With all the junkyard Saab history we’ve seen here, the Saab products born of the alliance between Trollhättan and Turin haven’t gotten their due. Shoehorned between— and among— the Triumph-engined 900 Classics and the GM-era Saabs, a Saab developed in partnership with Fiat was built. This was the 9000, and I’ve found a late-production example in a Denver boneyard.
Saab began working with the mighty Fiat Empire during the late 1970s, resulting in a rebadged and mildly Scandinavized Lancia Delta known as the Saab-Lancia 600. That car’s closest U.S.-market relative was the Fiat Strada, which lived on the same platform. The 600 didn’t sell well and disappeared without leaving much trace, but the Fiat-Saab dealings led to the development of a new platform cooked up by Saab and Lancia engineers, with Giorgetto Giugiaro in charge of the styling: the Type Four.

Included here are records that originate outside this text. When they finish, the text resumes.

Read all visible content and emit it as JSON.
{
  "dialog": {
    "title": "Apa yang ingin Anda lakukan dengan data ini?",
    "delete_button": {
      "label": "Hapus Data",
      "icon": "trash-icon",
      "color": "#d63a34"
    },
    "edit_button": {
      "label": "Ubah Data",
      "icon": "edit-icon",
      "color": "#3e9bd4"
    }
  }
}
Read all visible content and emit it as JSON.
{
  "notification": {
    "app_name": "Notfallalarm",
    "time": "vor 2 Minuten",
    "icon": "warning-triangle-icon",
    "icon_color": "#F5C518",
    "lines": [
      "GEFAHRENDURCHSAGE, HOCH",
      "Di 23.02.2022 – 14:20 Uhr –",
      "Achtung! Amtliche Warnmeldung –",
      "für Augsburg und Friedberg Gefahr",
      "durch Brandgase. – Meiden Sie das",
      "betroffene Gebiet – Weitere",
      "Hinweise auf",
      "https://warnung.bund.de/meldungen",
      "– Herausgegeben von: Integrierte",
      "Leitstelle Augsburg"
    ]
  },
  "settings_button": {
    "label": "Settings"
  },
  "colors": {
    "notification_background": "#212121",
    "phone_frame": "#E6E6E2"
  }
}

There were four car models built on the Type Four platform: the Lancia Thema, Fiat Croma, Alfa Romeo 164 and Saab 9000. The 9000 was the first to hit European showrooms, in 1985, and it made its North American debut as a 1986 model. We never got the Thema or Croma here, but the 164 eventually showed up in the United States as a 1991 model.

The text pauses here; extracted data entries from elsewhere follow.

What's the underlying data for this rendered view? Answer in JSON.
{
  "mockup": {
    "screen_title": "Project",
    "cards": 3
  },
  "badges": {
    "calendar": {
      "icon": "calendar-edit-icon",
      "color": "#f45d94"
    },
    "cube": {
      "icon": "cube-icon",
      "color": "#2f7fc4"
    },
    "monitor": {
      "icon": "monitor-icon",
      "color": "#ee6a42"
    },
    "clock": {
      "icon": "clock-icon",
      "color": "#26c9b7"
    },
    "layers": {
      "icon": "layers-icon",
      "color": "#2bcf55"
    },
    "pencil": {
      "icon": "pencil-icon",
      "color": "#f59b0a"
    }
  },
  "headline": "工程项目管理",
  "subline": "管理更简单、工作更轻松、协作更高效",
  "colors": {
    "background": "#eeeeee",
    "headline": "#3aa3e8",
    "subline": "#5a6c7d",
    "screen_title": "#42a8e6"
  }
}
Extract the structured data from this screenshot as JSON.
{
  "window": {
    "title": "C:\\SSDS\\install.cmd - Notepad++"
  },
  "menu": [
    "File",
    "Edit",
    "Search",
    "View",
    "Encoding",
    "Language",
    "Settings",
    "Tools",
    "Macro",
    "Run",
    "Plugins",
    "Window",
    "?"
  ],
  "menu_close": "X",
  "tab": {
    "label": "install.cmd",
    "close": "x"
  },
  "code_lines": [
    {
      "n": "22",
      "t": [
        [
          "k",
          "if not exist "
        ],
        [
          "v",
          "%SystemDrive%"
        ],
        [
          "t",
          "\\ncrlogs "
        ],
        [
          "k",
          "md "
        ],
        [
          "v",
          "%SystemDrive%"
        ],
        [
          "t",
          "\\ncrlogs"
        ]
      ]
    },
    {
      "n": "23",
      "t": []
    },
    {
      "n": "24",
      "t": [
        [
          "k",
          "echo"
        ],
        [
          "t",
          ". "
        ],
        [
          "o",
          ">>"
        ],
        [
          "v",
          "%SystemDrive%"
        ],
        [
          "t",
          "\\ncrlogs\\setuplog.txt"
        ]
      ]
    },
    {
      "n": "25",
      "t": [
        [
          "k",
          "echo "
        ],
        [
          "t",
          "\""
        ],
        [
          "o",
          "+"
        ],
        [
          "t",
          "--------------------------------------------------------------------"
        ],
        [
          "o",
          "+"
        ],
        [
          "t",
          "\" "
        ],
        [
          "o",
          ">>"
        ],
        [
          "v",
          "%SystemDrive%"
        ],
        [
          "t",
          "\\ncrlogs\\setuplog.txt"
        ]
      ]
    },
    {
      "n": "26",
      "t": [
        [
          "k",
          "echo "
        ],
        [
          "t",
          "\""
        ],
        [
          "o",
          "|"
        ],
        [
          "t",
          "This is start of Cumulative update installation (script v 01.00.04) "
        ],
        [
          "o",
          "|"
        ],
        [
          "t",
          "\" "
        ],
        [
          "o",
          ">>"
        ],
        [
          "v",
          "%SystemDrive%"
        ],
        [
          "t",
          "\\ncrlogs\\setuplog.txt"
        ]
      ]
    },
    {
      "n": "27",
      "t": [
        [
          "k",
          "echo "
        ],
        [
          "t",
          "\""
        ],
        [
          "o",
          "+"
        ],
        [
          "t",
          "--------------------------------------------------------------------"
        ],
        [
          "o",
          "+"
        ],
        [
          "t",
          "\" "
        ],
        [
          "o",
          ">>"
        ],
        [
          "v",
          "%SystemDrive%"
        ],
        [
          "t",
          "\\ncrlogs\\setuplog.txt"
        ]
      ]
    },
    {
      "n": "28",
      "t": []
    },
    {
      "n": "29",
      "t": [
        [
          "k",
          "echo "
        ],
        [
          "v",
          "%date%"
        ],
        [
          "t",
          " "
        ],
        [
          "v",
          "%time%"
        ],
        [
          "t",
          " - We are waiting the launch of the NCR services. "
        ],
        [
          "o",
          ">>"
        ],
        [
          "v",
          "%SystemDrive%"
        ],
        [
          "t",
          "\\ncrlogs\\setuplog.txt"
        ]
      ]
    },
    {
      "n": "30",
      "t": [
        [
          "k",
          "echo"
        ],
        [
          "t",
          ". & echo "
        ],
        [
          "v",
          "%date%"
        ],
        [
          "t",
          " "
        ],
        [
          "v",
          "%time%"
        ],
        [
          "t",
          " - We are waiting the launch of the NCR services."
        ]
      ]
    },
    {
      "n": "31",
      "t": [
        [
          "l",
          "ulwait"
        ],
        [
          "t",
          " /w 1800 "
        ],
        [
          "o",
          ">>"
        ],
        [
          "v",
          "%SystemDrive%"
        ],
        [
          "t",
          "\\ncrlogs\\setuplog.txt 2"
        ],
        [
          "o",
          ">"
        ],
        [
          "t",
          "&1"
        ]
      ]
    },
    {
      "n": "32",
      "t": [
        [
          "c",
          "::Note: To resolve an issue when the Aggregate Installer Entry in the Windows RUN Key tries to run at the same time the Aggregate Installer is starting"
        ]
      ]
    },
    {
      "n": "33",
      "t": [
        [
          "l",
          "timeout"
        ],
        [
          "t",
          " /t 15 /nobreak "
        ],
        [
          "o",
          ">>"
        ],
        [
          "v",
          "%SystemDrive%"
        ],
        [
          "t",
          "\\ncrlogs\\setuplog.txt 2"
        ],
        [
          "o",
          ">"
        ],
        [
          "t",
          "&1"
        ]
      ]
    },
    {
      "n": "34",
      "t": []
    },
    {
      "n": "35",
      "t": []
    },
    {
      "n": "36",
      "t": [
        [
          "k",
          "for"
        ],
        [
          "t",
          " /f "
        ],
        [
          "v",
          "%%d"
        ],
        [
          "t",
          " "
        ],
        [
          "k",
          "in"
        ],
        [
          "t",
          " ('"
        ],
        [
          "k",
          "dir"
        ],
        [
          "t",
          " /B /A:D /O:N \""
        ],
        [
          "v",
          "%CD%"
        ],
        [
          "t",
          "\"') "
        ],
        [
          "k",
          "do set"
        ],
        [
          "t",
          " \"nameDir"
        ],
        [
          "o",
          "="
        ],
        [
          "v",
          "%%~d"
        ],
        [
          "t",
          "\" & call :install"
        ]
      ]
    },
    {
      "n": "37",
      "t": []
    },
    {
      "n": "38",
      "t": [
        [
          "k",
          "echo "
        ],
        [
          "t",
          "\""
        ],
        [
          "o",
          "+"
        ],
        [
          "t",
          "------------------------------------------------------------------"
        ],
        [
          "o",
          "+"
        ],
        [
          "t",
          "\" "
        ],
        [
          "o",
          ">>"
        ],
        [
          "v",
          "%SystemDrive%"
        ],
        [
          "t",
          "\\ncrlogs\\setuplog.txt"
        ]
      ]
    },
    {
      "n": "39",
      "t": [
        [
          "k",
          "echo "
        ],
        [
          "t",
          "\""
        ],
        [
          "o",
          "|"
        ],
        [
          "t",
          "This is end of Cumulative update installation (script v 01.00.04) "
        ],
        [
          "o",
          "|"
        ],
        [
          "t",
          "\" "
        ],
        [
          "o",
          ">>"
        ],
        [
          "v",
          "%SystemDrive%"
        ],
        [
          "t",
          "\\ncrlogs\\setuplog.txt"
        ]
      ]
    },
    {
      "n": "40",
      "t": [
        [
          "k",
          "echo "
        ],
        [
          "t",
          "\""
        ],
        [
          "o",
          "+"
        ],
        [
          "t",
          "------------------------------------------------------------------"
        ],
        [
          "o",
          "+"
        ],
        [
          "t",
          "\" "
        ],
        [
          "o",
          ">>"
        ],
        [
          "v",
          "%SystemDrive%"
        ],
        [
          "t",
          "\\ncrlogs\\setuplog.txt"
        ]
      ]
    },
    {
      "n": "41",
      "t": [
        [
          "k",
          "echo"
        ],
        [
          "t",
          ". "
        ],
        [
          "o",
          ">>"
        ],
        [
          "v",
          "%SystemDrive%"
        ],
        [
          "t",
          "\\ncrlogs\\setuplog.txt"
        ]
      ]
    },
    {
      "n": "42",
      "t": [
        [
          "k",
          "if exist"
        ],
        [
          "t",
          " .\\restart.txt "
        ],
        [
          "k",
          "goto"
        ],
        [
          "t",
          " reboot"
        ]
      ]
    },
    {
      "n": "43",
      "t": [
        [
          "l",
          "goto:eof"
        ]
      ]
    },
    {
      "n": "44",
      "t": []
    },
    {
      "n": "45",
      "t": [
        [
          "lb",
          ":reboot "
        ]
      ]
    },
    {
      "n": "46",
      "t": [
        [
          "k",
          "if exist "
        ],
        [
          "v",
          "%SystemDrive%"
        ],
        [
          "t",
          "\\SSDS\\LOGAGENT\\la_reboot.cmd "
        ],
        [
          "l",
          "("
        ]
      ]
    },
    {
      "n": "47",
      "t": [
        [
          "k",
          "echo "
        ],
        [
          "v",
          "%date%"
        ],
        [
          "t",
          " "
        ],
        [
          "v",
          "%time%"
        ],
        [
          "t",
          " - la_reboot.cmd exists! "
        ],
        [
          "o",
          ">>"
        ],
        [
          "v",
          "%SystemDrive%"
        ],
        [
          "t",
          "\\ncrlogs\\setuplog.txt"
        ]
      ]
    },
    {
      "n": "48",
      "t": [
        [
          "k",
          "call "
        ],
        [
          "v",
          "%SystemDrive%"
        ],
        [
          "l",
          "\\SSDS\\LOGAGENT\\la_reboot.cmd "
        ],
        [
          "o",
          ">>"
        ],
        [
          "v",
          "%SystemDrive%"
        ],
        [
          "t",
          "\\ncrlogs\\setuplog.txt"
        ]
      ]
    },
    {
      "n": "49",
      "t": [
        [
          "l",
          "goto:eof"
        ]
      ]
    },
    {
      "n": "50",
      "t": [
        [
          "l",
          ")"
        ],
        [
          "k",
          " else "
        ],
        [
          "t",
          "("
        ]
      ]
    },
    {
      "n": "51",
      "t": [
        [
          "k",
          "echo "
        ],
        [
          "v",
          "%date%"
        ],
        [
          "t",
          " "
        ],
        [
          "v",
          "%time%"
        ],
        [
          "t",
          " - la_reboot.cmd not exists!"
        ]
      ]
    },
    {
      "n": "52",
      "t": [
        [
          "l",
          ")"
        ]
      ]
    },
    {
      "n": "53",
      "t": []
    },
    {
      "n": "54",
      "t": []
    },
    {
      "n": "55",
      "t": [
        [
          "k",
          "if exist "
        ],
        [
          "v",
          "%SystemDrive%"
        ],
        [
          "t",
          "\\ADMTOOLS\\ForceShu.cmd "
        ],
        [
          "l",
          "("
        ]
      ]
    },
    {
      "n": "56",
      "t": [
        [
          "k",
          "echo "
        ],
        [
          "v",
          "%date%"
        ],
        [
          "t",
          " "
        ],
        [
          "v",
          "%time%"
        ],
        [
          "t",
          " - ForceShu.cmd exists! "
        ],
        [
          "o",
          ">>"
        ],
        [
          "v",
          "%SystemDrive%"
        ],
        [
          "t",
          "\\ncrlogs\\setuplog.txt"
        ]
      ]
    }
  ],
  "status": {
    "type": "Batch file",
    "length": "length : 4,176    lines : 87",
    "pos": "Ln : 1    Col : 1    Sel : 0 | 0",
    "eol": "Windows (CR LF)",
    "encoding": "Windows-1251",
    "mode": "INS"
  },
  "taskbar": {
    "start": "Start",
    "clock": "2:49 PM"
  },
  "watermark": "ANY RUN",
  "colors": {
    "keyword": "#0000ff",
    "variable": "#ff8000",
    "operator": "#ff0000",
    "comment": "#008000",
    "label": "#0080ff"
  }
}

The 9000 was much roomier inside than the 900 (which was a mid-1970s design based on the late-1960s Saab 99’s chassis), though it didn’t weigh much more.
9000 production continued through 1998, after which the Opel-related 9-5 took over. 9000 sales overlapped with the similarly GM-derived New 900, beginning with the 1994 model year.
U.S.-market 9000s were available with naturally-aspirated and turbocharged versions of the good old Saab four-cylinder, with ancestry stretching all the way back to the Triumph Dolomite. This car had the 2.3-liter turbo engine (prior to a junkyard shopper removing it), rated at 200 horsepower and 238 pound-feet. For the 1995 through 1998 model years, American car shoppers could buy a new Saab 900 or 9000 with a 3.0-liter Isuzu V6 under the hood.
This car has the base five-speed manual transmission and not the optional four-speed automatic, as is proper for a Saab. If you insisted on the slushbox in your ’97 9000 with four-cylinder power, the price tag was $1,095 ($2,140 in 2024 dollars).
The MSRP for this car was $31,695, or about $62,221 in today’s money.
It didn’t quite reach 200,000 miles during its life. I have never found a discarded Saab showing better than 300,000 miles on its odometer; the best-traveled junkyard Saab I’ve documented was a 1986 900 with 290,699 miles. Meanwhile, I have written about eight retired Volvos that surpassed the 300k mark during their careers, including a 244 with well over 600,000 miles and a 740 Turbo that got within shouting distance of 500,000 miles. Make of this what you will.
The 9000 Aero for 1997 cost nearly ten grand more than the 9000 CS.
Why drive a car when you can pilot a Saab? That Bulgarian choral sound was still pretty trendy in late-1990s Britain.